'And marry a man fifty years older than yourself with one foot already well in——'

'She says she has always been perfectly happy.—Well, George, you know all that. Next Wednesday, which is my birthday, I am to have a grand talk with my guardian. My mother hopes that he will bring me to my senses. Hilda says that she trusts entirely to Mr. Dering's good sense. I shall arm myself with all my obstinacy. Perhaps, George—who knows?—I may persuade him to advance your salary.'

'No, Elsie. Not even you would persuade Mr. Dering to give a managing clerk more than two hundred pounds a year. But arm yourself with all you have got—don't forget any piece of that armour, child. The breastplate—there was a poor damsel once who forgot that and was caught by an appeal to her heart—nor the helmet—another poor damsel was once caught by an appeal to her reason after forgetting the helmet. The shield, of course, you will not forget—and for weapons, my dear, take your sweet eyes and your lovely face and your winning voice—and I swear that you will subdue even Mr. Dering himself—that hardened old parchment.'

This was the kind of talk which these lovers held together whenever they met. George was poor—the son of a clergyman, whose power of advancing him ceased when he had paid the fees for admission. He was only a clerk, and he saw no chance of being anything else but a clerk. Elsie could bring nothing to the family nest, unless her mother made her an allowance. Of this there could be no hope. The engagement was considered deplorable: marriage, under the circumstances, simple madness. And Hilda had done so well for herself, and could do so much for a sister so pretty, so bright as Elsie! Oh! she was throwing away all her chances. Did one ever hear of anything so lamentable? No regard for the family: no ambition: no sense of what a girl owes to herself: no recognition nor gratitude for the gift of good looks—as if beauty was given for the mere purpose of pleasing a penniless lover! And to go and throw herself away upon a twopenny lawyer's clerk!

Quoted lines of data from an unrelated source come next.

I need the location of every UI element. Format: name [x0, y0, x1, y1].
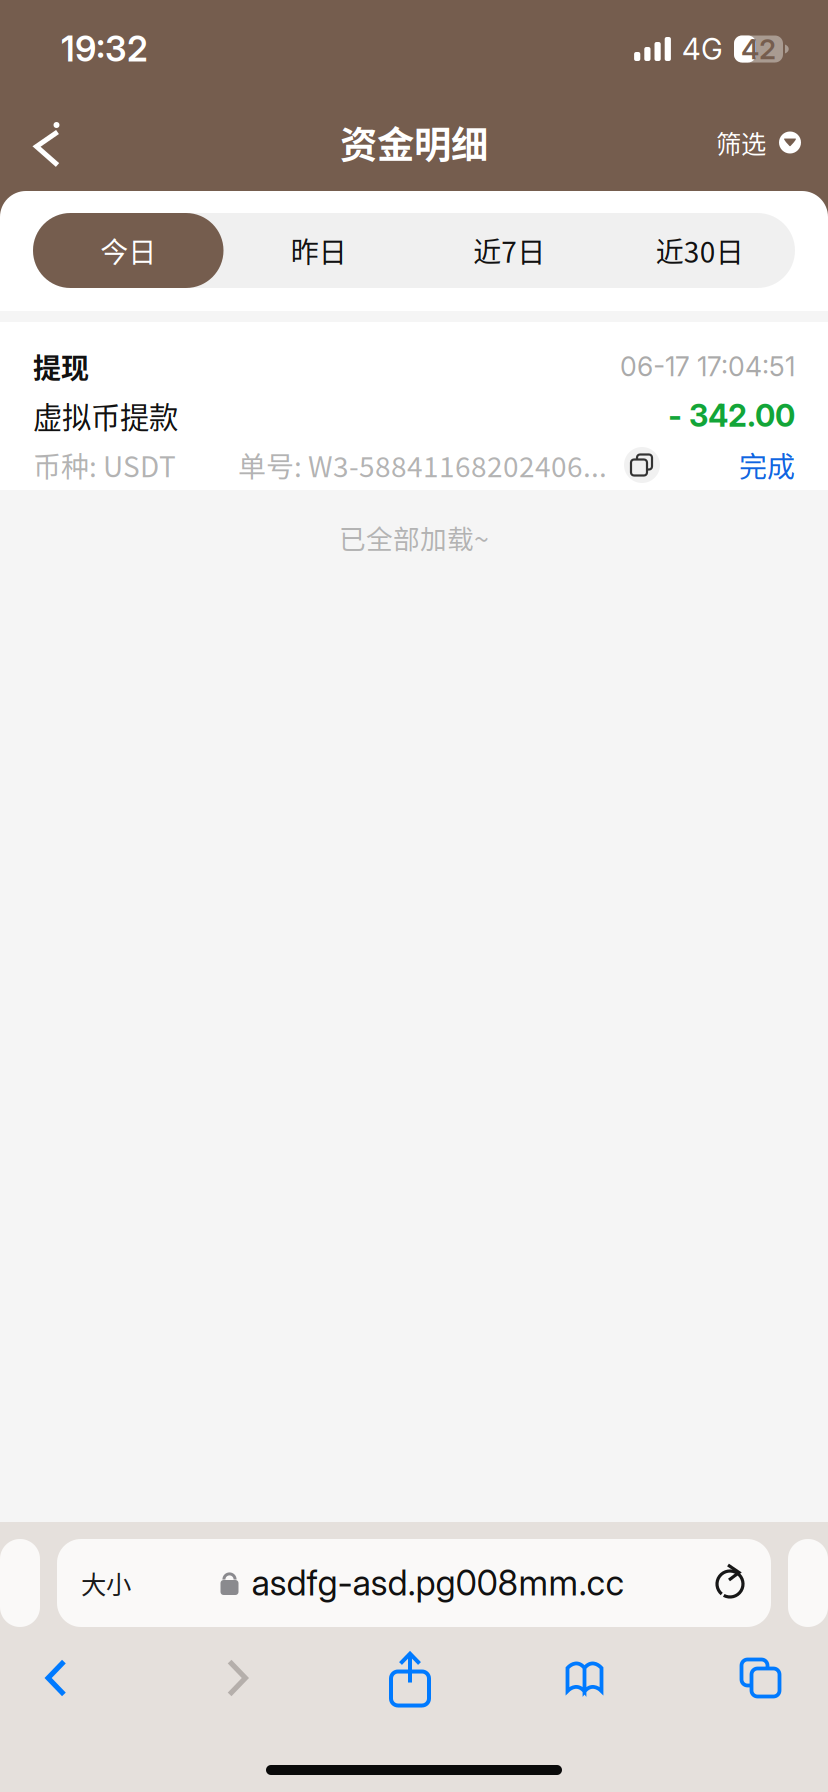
button[interactable]: Share [363, 1643, 457, 1713]
staticText: 完成 [739, 445, 795, 485]
staticText: 19:32 [61, 28, 148, 70]
button[interactable]: Forward [112, 1643, 363, 1713]
staticText: 42 [741, 32, 776, 66]
button[interactable]: 近30日 [604, 213, 795, 288]
button[interactable]: 今日 [33, 213, 224, 288]
button[interactable]: Back [0, 94, 94, 191]
button[interactable]: 昨日 [224, 213, 414, 288]
button[interactable]: 提现 [0, 322, 828, 490]
button[interactable]: Back [0, 1643, 112, 1713]
staticText: 06-17 17:04:51 [620, 350, 795, 383]
staticText: 单号: W3-58841168202406... [238, 445, 607, 485]
staticText: 提现 [33, 346, 89, 387]
staticText: 已全部加载~ [339, 518, 489, 557]
staticText: 4G [682, 31, 723, 67]
staticText: 昨日 [291, 230, 347, 271]
staticText: 筛选 [716, 124, 766, 161]
button[interactable]: Bookmarks [457, 1643, 712, 1713]
staticText: asdfg-asd.pg008mm.cc [252, 1562, 624, 1604]
button[interactable]: 近7日 [414, 213, 604, 288]
staticText: 大小 [81, 1565, 131, 1601]
staticText: 今日 [100, 230, 156, 271]
staticText: 币种: USDT [33, 445, 176, 485]
staticText: 资金明细 [340, 116, 488, 170]
staticText: 近30日 [656, 230, 744, 271]
staticText: 近7日 [473, 230, 545, 271]
button[interactable]: 筛选 [690, 94, 828, 191]
button[interactable]: 大小 [57, 1539, 771, 1627]
staticText: 虚拟币提款 [33, 394, 178, 437]
staticText: - 342.00 [668, 397, 795, 434]
button[interactable]: Tabs [712, 1643, 809, 1713]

'George,' she said seriously, 'I have thought it all out. If you really mean it—if you really can face poverty—mind—it is harder—much—for a man than a woman——'

'I can face everything—with you, Elsie,' replied the lover. Would he have been a lover worth having if he had not made that answer? And, indeed, he meant it, as every lover should.

'Then—George—what in the whole world is there for me unless I can make my dear boy happy? I will marry you as soon as you please, rich or poor, for better for worse—whatever they may say at home.—Will that do for you, George?'

Since man is so constituted that his happiness wholly depends upon the devotion of a woman, I believe that no dear boy ever had a better chance of happiness than George Austin—only a managing clerk—with his Elsie. And so this history begins where many end, with an engagement.